Er hat sehr viel gearbeitet, abends möglichst viel gefeiert, dabei immer gern gebechert. Dann geheiratet, Kinder bekommen, immer noch maximal viel gearbeitet, jetzt aber die Abende zumeist vor dem Fernseher zugebracht. Als die Kinder groß waren, ging die Ehe auseinander. Und er selbst kam ins Nachdenken, teils auch ins Straucheln. Warum machte er so viel, arbeitete fast nur noch, trank oft mehr, als er selber gut fand? 
Er hat sich dann gefragt, was ihn wirklich glücklich machen würde. Klar, eine gute Beziehung. Die hat er gefunden. Ein Riesengeschenk. Und er hat sich erinnert, dass er in jungen Jahren selbst Musik gemacht hat, das aber über Jahrzehnte hat schleifen lassen. Dabei weiß er noch, dass er sich da so sehr gespürt und wohlgefühlt hat wie sonst kaum. Und damit hat er wieder angefangen, hat sich eine Band gesucht. Es tut so gut!

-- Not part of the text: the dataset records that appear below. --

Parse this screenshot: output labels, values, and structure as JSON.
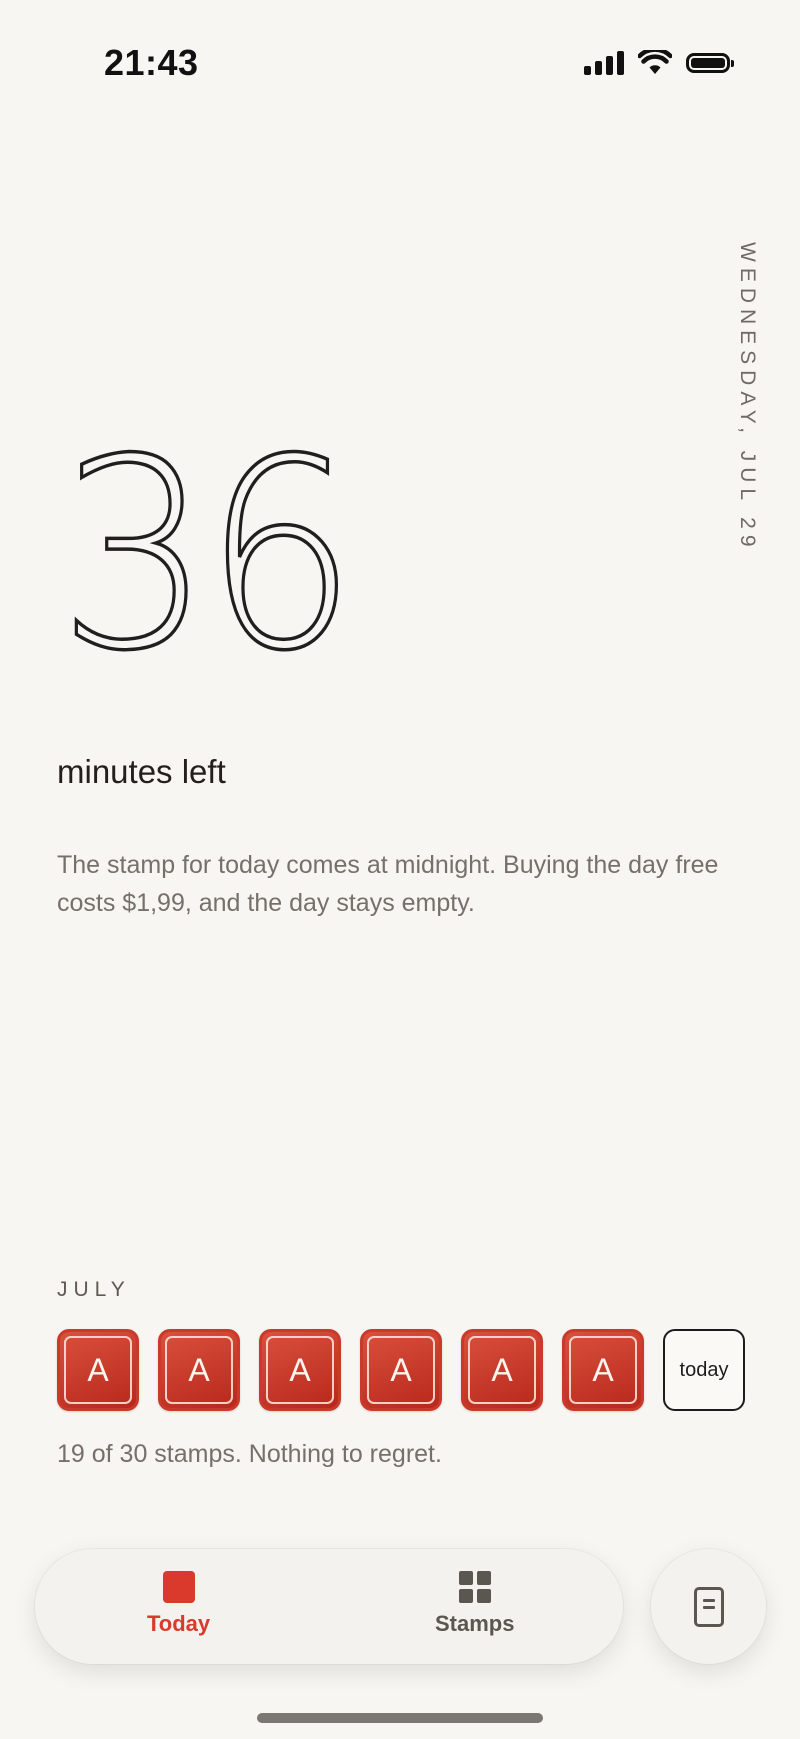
{
  "status_bar": {
    "time": "21:43",
    "icons": [
      "signal-icon",
      "wifi-icon",
      "battery-icon"
    ]
  },
  "header": {
    "date": "WEDNESDAY, JUL 29"
  },
  "countdown": {
    "minutes": "36",
    "label": "minutes left"
  },
  "description": "The stamp for today comes at midnight. Buying the day free costs $1,99, and the day stays empty.",
  "month": {
    "name": "JULY",
    "stamps": [
      {
        "letter": "A"
      },
      {
        "letter": "A"
      },
      {
        "letter": "A"
      },
      {
        "letter": "A"
      },
      {
        "letter": "A"
      },
      {
        "letter": "A"
      }
    ],
    "today_label": "today",
    "summary": "19 of 30 stamps. Nothing to regret."
  },
  "tab_bar": {
    "tabs": [
      {
        "label": "Today",
        "icon": "square-icon",
        "active": true
      },
      {
        "label": "Stamps",
        "icon": "grid-icon",
        "active": false
      }
    ],
    "side_button_icon": "document-icon"
  },
  "colors": {
    "background": "#f8f6f2",
    "accent": "#d93a2b",
    "text_primary": "#221f1c",
    "text_secondary": "#75706a"
  }
}
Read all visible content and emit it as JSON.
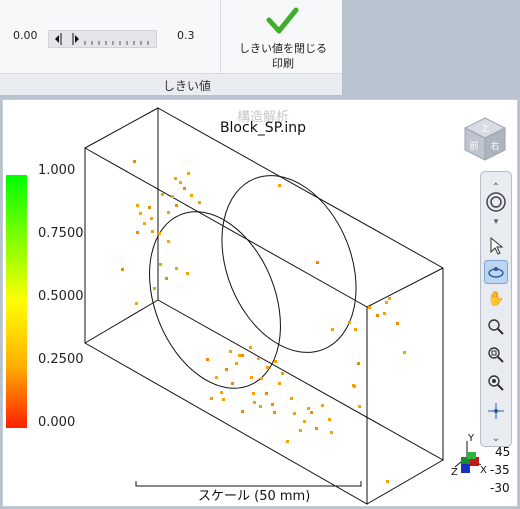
{
  "ribbon": {
    "threshold_min": "0.00",
    "threshold_max": "0.3",
    "group_label": "しきい値",
    "close_button_label": "しきい値を閉じる\n印刷"
  },
  "viewport": {
    "faint_title": "構造解析",
    "title": "Block_SP.inp",
    "scale_label": "スケール (50 mm)",
    "nav_cube_labels": [
      "上",
      "前",
      "右"
    ],
    "axis_values": [
      "45",
      "-35",
      "-30"
    ],
    "axis_letters": [
      "Y",
      "Z",
      "X"
    ]
  },
  "legend": {
    "labels": [
      "1.000",
      "0.7500",
      "0.5000",
      "0.2500",
      "0.000"
    ],
    "colors": [
      "#00ff00",
      "#ffff00",
      "#ff0000"
    ]
  },
  "colors": {
    "accent_check": "#3fae2a",
    "point_color": "#f4a300"
  }
}
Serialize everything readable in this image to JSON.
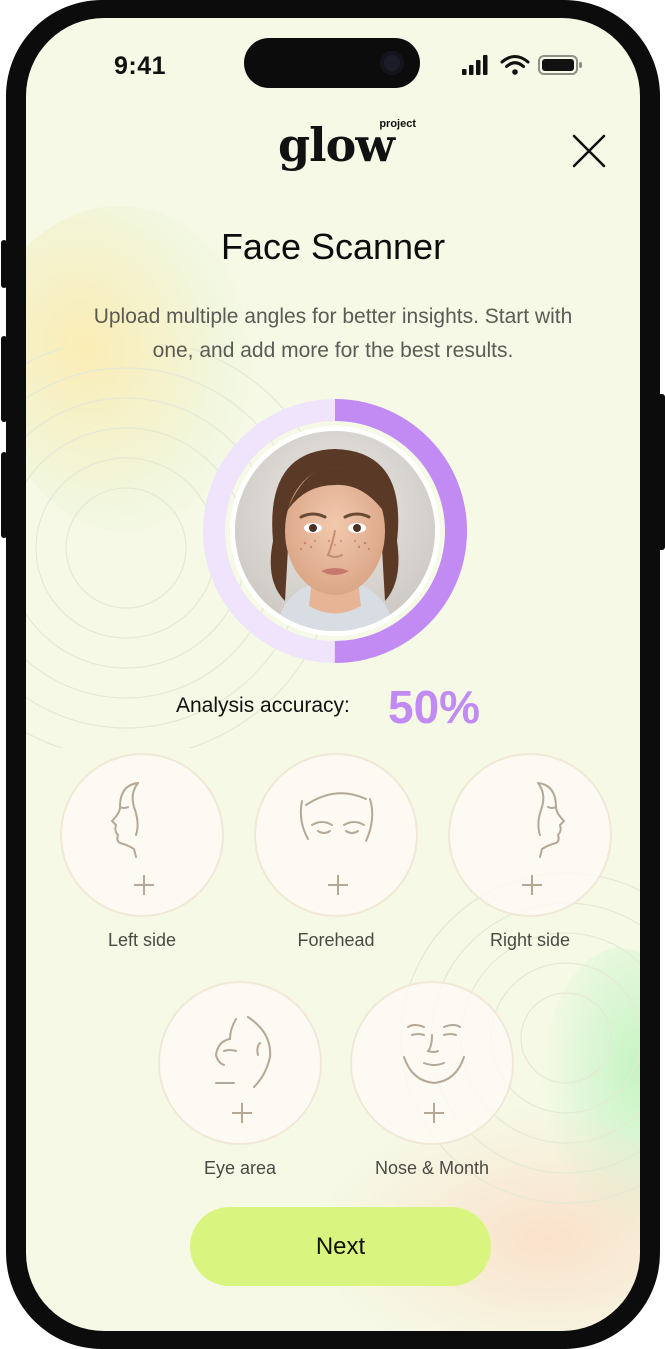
{
  "status_bar": {
    "time": "9:41"
  },
  "header": {
    "logo_small": "project",
    "logo_main": "glow"
  },
  "title": "Face Scanner",
  "subtitle": "Upload multiple angles for better insights. Start with one, and add more for the best results.",
  "scan": {
    "progress": 0.5,
    "accent_color": "#c28bf4",
    "track_color": "#efe4fb"
  },
  "accuracy": {
    "label": "Analysis accuracy:",
    "value": "50%"
  },
  "angles": [
    {
      "label": "Left side",
      "icon": "face-left-profile-icon"
    },
    {
      "label": "Forehead",
      "icon": "forehead-icon"
    },
    {
      "label": "Right side",
      "icon": "face-right-profile-icon"
    },
    {
      "label": "Eye area",
      "icon": "eye-area-icon"
    },
    {
      "label": "Nose & Month",
      "icon": "nose-mouth-icon"
    }
  ],
  "next_label": "Next",
  "colors": {
    "background": "#f5f9e6",
    "button": "#daf57f",
    "icon_line": "#b5a896"
  }
}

Zum Glauben und zur Kirche, sagt er, hat er nie eine engere Bindung gehabt. Das war ihm ziemlich egal. Doch seit einigen Jahren, seit er ins Straucheln und Nachdenken kam, hat er die Kirchen entdeckt. Nicht die Gottesdienste und Gemeindekreise, nein, die Gebäude. Er fing damals an, in Kirchen zu gehen. Allein. Ohne Gottesdienst. Einfach Ruhe und Stille im Raum haben. Die Atmosphäre aufnehmen, für sich sein. Im Schnitt bleibt er meist fast eine Stunde. 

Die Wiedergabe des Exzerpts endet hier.